The Xtrafocus pinhole effect is based on the stenopeic principle, which allows small central rays to enter the eye and eliminates diverging rays. Thus, the circle of blur on the retina is reduced, and the depth of focus is extended. In addition, since paraxial rays are less susceptible to optical aberrations, the result is better image resolution. 4
Despite several advantages, the implant hinders the fundus examination after the implantation, which is dependent on accessory lenses with small-pupil capabilities. Therefore, it is mandatory to perform a thorough posterior segment examination, including binocular indirect ophthalmoscopy with scleral indentation, before the device is implanted. However, the black material of the device has a unique feature that facilitates a distinct imaging method for examination of the retina. Indeed, light spectroscopy shows a sudden increase in light transmittance through the device’s material in the near-infrared (IR) spectrum, as shown in the image below.
Therefore, IR examination of the posterior segment is feasible with IR-based imaging equipment such as optical coherent tomography and scanning laser ophthalmoscope. In addition, the anterior segment structures behind the device’s darker portion are also easily observed under IR imaging. Nonetheless, the device must be explanted if any vitreoretinal treatment is needed after implantation. 5
According to Trinidade et al.’s prospective study, analyzing the 1-day, 1 2 weeks, and 1-, 3-, and 6-month visual acuity, the intraoperative and postoperative adverse events and complications, the centration of the pinhole device, the ability to perform posterior segment examination after implantation, the insertion of the pinhole device in the ciliary sulcus can improve all the fore-above mentioned outcome parameters, with statistical significance remaining stable for at least one year after surgery.
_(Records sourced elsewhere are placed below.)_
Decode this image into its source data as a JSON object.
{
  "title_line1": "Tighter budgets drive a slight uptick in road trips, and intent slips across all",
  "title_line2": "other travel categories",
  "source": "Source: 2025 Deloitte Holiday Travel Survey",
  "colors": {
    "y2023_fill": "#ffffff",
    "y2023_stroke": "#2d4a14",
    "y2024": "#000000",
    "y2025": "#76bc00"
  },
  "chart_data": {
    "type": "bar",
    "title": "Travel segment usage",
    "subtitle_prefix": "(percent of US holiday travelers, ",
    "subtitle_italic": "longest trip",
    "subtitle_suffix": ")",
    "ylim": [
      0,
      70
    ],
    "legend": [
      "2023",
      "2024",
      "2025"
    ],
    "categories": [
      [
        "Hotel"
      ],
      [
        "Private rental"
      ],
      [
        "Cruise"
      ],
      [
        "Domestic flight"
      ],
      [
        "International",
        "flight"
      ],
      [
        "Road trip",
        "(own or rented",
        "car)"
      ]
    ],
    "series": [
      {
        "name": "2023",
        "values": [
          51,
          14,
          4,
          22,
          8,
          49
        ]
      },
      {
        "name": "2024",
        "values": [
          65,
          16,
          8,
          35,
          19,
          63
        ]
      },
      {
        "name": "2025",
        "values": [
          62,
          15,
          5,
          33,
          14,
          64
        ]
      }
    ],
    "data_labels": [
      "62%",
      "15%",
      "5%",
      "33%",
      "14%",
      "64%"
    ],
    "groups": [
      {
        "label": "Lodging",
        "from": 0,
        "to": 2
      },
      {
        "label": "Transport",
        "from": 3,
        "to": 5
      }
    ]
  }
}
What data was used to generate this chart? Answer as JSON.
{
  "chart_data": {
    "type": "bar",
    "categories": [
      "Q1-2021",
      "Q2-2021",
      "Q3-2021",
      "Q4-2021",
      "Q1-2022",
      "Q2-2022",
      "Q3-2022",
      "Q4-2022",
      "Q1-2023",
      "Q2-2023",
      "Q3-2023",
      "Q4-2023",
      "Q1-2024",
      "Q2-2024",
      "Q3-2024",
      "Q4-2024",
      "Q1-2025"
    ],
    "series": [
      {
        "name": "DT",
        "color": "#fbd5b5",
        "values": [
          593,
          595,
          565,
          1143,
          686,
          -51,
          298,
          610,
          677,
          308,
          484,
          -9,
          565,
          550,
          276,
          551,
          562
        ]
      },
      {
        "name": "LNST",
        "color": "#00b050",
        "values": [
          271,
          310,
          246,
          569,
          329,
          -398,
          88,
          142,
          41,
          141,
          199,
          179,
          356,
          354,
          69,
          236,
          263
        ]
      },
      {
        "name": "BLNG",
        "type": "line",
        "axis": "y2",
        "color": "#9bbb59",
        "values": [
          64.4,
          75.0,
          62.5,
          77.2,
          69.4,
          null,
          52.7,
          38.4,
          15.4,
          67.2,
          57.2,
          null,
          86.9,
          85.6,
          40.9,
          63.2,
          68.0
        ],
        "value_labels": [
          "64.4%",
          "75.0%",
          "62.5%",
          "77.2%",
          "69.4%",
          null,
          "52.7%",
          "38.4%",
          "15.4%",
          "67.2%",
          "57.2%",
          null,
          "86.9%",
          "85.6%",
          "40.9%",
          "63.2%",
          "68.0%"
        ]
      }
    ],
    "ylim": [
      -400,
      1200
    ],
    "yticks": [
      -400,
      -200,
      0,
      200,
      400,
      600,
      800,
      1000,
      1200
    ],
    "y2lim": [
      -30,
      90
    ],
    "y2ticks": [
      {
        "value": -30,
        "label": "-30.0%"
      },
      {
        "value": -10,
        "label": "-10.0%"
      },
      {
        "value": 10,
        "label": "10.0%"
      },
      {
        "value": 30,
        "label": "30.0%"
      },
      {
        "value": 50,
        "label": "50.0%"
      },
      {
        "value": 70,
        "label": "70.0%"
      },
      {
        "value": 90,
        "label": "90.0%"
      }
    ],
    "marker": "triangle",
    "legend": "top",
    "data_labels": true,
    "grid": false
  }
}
In addition, due to the piggyback implant approach, the implantation is reversible, and the device can be easily explanted if needed. However, as reported by Trinidade et al., it is crucial to exercise caution because sulcus-haptic contact can result in the creation of uveal bridges, and in the event of an explanation, high traction of such adherent areas could induce bleeding. 2
In conclusion, despite the need for prospective studies with higher sample sizes and longer follow-ups, the Xtrafocus pinhole device may be considered a valid alternative for treating challenging cases of ICA.
References:
- Lains I, Rosa AM, Guerra M, et al. Irregular astigmatism after corneal transplantation efficacy and safety of topography-guided treatment. Cornea 2016; 35:30–36
- Gao Y, Ye Z, Chen W, et al. Management of Cataract in Patients with Irregular Astigmatism with Regular Central Component by Phacoemulsification Combined with Toric Intraocular Lens Implantation. J Ophthalmol. 2020; 2020:3520856.
- Trindade CC, Trindade BC, Trindade FC, et al. New pinhole sulcus implant for the correction of irregular corneal astigmatism. J Cataract Refract Surg. 2017;43(10):1297-1306.
- Son HS, Khoramnia R, Mayer C, et al. A pinhole implant to correct postoperative residual refractive error in an RK cataract patient. Am J Ophthalmol Case Rep. 2020 Aug;20:100890.
- Trindade BLC, Trindade FC, Trindade CLC. Intraocular pinhole implantation for irregular astigmatism after planned and unplanned posterior capsule opening during cataract surgery. J Cataract Refract Surg. 2019;45(3):372-377.